1 Corinthians 14:34-35 ("let wives be silent")

1. I usually process these verses by reading them against 1 Corinthians 11, where wives pray and prophesy in public worship. These verses must be about disruptive speech because Paul has already assumed that wives will speak spiritually in the public assembly. That's what the veil is for, to negotiate an awkward situation where wives are speaking around men who aren't their husbands.

But if you have read my commentary on 1 and 2 Corinthians, you know that in the end I actually lean toward another position as a scholar. That is that these verses weren't even in 1 Corinthians originally. When I put on my big boy shoes, I lean toward the position that these verses are an "interpolation" into 1 Corinthians. I join other scholars like Richard Hays and Gordon Fee in this leaning.

To clarify, we do not have the original copies of any book of the Bible.

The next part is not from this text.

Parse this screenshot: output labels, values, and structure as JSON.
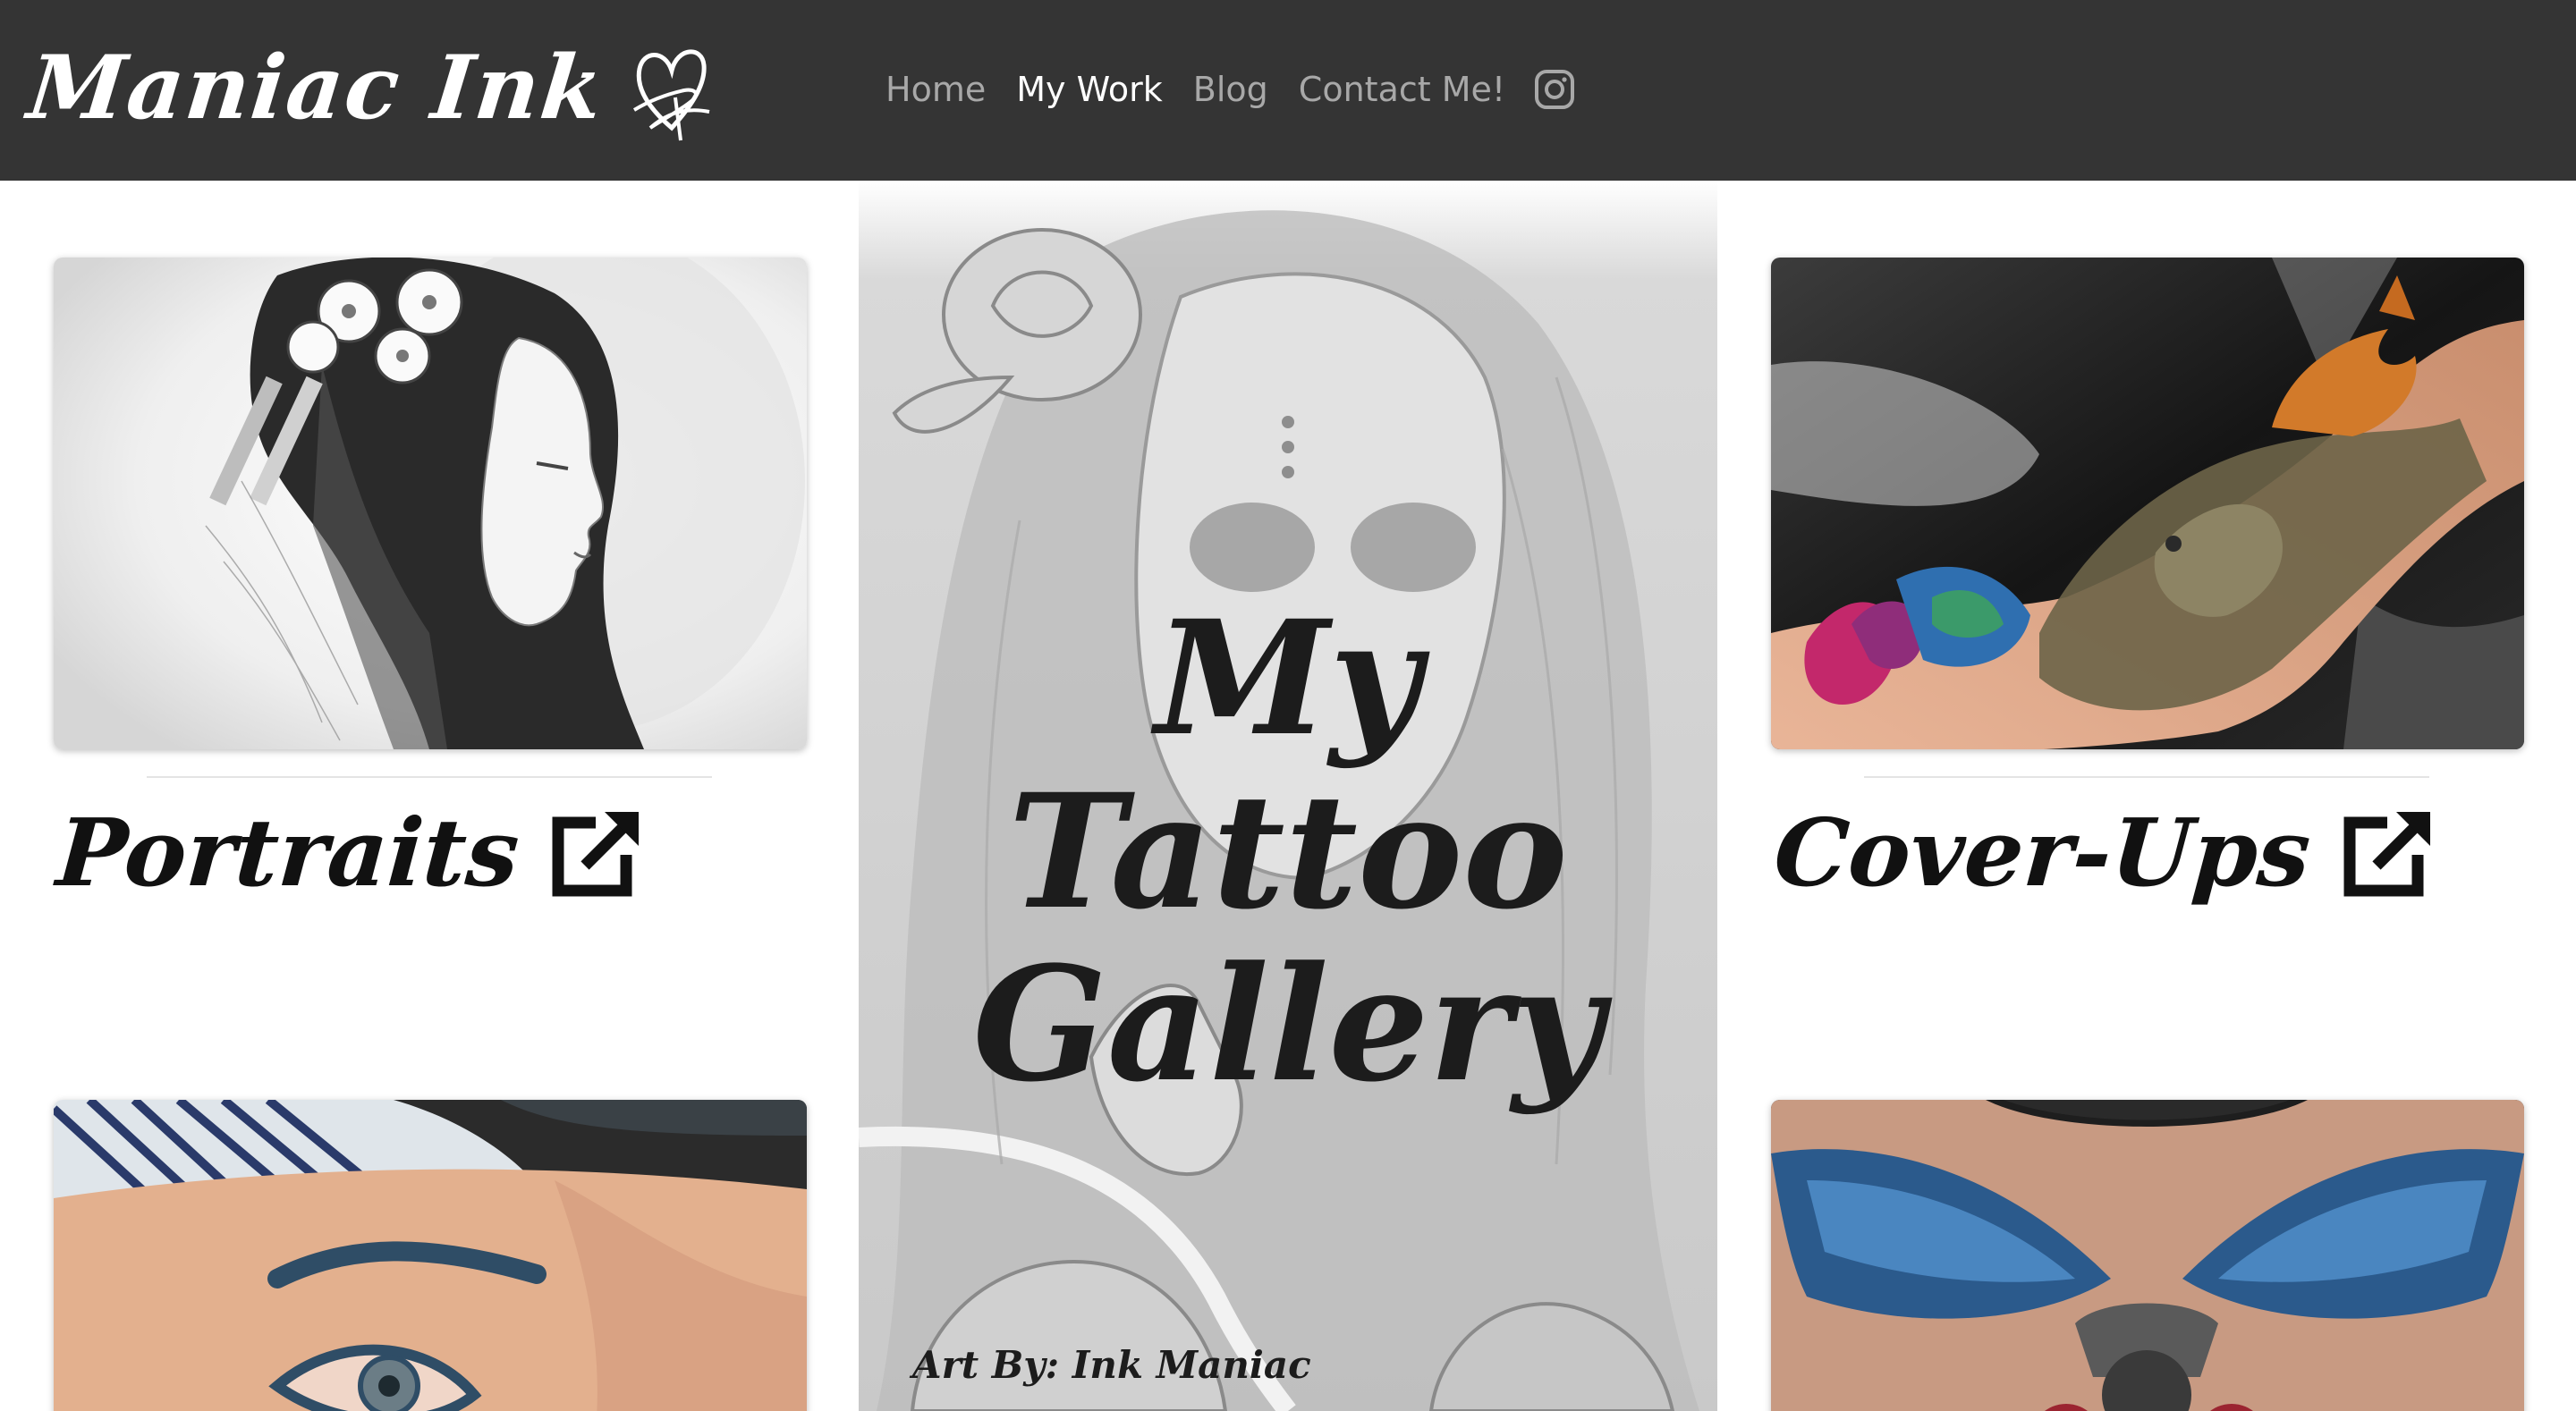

We only have copies of copies. Evangelicals and Wesleyans affirm that some work needs to be done to determine how the biblical texts read originally, since we do not have any of the original manuscripts. We affirm that all the texts have been transmitted without any loss or corruption of doctrine. But the task of reconstructing the original text is necessary and should be conducted with great gravitas.

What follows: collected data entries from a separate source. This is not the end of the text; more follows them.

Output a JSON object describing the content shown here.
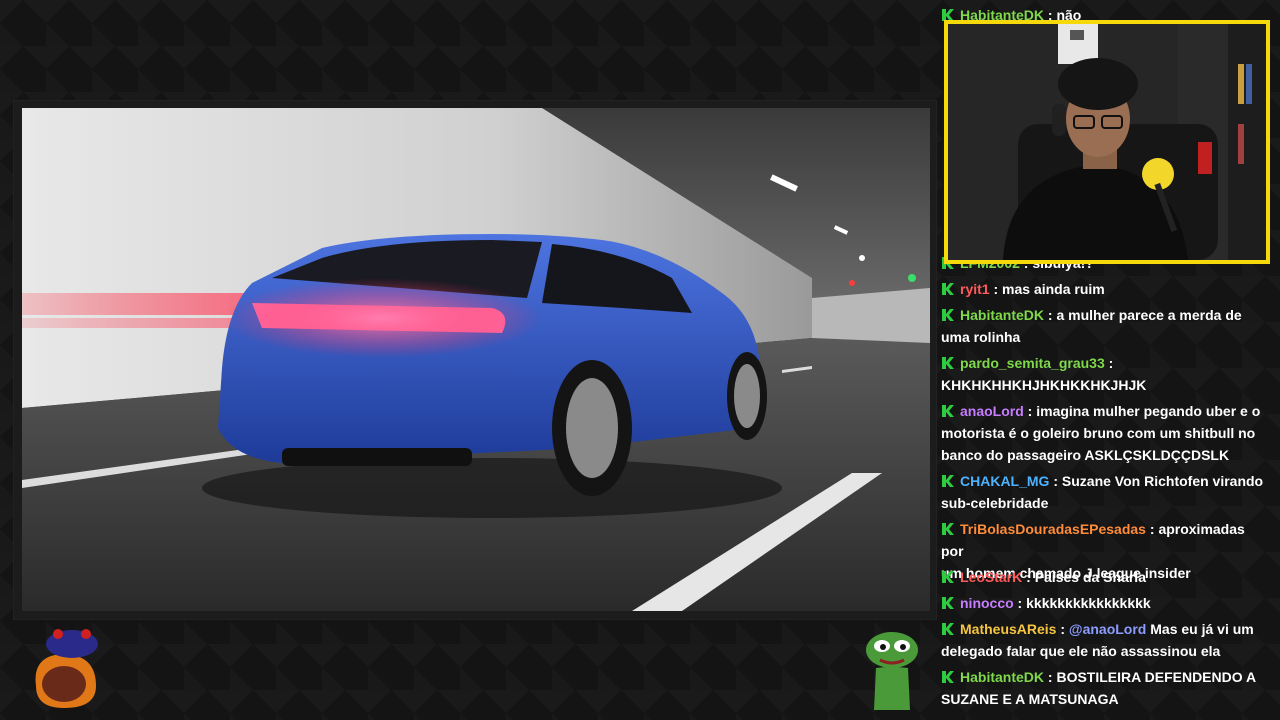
{
  "colors": {
    "badge_green": "#2ecc40",
    "webcam_border": "#f5d90a",
    "mention": "#8c9cff",
    "car_blue": "#2f59c7"
  },
  "icons": {
    "chat_badge": "k-badge-icon",
    "left_emote": "mascot-emote",
    "right_emote": "pepe-frog-emote"
  },
  "chat": {
    "messages": [
      {
        "user": "HabitanteDK",
        "color": "#7fd94b",
        "sep": " : ",
        "text": "não"
      },
      {
        "user": "LFM2002",
        "color": "#7fd94b",
        "sep": " : ",
        "text": "sibuiya!?"
      },
      {
        "user": "ryit1",
        "color": "#ff5a5a",
        "sep": " : ",
        "text": "mas ainda ruim"
      },
      {
        "user": "HabitanteDK",
        "color": "#7fd94b",
        "sep": " : ",
        "text": "a mulher parece a merda de",
        "text2": "uma rolinha"
      },
      {
        "user": "pardo_semita_grau33",
        "color": "#7fd94b",
        "sep": " :",
        "text": "",
        "text2": "KHKHKHHKHJHKHKKHKJHJK"
      },
      {
        "user": "anaoLord",
        "color": "#c77dff",
        "sep": " : ",
        "text": "imagina mulher pegando uber e o",
        "text2": "motorista é o goleiro bruno com um shitbull no",
        "text3": "banco do passageiro ASKLÇSKLDÇÇDSLK"
      },
      {
        "user": "CHAKAL_MG",
        "color": "#4db3ff",
        "sep": " : ",
        "text": "Suzane Von Richtofen virando",
        "text2": "sub-celebridade"
      },
      {
        "user": "TriBolasDouradasEPesadas",
        "color": "#ff8c3a",
        "sep": " : ",
        "text": "aproximadas por",
        "text2": "um homem chamado J league insider"
      },
      {
        "user": "LeoStarK",
        "color": "#ff5a5a",
        "sep": " : ",
        "text": "Países da Sharia"
      },
      {
        "user": "ninocco",
        "color": "#c77dff",
        "sep": " : ",
        "text": "kkkkkkkkkkkkkkkk"
      },
      {
        "user": "MatheusAReis",
        "color": "#f5c542",
        "sep": " : ",
        "mention": "@anaoLord",
        "text": " Mas eu já vi um",
        "text2": "delegado falar que ele não assassinou ela"
      },
      {
        "user": "HabitanteDK",
        "color": "#7fd94b",
        "sep": " : ",
        "text": "BOSTILEIRA DEFENDENDO A",
        "text2": "SUZANE E A MATSUNAGA"
      }
    ]
  }
}
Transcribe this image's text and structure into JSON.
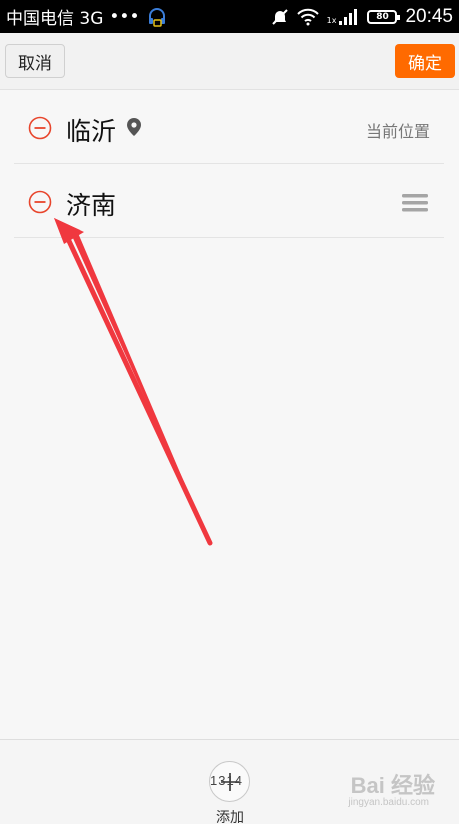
{
  "status_bar": {
    "carrier": "中国电信 3G",
    "dots": "•••",
    "time": "20:45",
    "battery": "80",
    "network_label": "1x"
  },
  "action_bar": {
    "cancel_label": "取消",
    "confirm_label": "确定",
    "accent_color": "#ff6a00"
  },
  "cities": [
    {
      "name": "临沂",
      "tag": "当前位置",
      "is_current": true
    },
    {
      "name": "济南",
      "tag": "",
      "is_current": false
    }
  ],
  "bottom_bar": {
    "add_label": "添加",
    "overlap_text": "1314"
  },
  "watermark": {
    "brand": "Bai 经验",
    "domain": "jingyan.baidu.com"
  },
  "colors": {
    "remove_icon": "#e8452c",
    "annotation_arrow": "#f0383f"
  }
}
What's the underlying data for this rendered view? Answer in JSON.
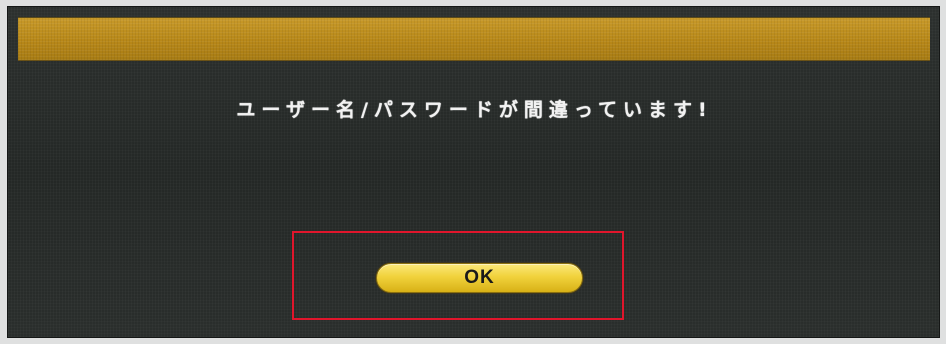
{
  "dialog": {
    "message": "ユーザー名/パスワードが間違っています!",
    "ok_label": "OK"
  },
  "colors": {
    "title_bar": "#b88818",
    "dialog_background": "#272b29",
    "button": "#f1d23c",
    "highlight_outline": "#e0162c"
  }
}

2. Here are the reasons why I think the balance of evidence points toward 14:34-35 not being original.
  • Although 1 Corinthians 14:34-35 appear in all known manuscripts, they do not appear in the same place in all known manuscripts. In several manuscripts considered part of the “Western” tradition, these two verses appear after verse 40, at the end of the chapter. This displacement might indicate that these verses were not part of the original text but something first written in the margin of some very early manuscript.
  • The passage reads more smoothly without the verses. "God is not a God of disorder but of peace—as in all the churches of God—or did the word of God originate with you? Or are you the only people it has reached?" The instruction to wives comes out of nowhere and returns to nowhere just as quickly.
  • Similarly, the point of view changes from "you" in 14:33 to "they" in 14:34 and 35 and then back to "you" again in 14:36.
  • Paul shifts from addressing the church, singular, of Corinth (1:1) to addressing churches, plural (14:34). But Paul is not writing churches. Instruction to churches does not fit the context of 1 Corinthians because only one church is listening. 
  • It is uncharacteristic in the extreme for Paul to consider Gentiles to be under the law, yet this text says that wives must be in submission, "as the law says."
  • Finally, even though the disruptive speech approach softens the tension between 1 Corinthians 11 and these verses, it still is hard to fit women prophesying in church with, "it is disgraceful for a women to speak in church." It just doesn't sound like the same person talking, and there are no textual issues of this sort in 1 Corinthians 11.
These are the reasons I and others lean away from these verses even being original to Paul.


RDavid said...

So should they be in the canon?

Ken Schenck said...

The custom in the Greek New Testament is to put important but possibly not original variants in brackets. So you could put this text in brackets in the main text (much as the HCSB does with the ending of Mark). If I were making the version, I probably would put it in a footnote, so the reader could see how well the text flows without it.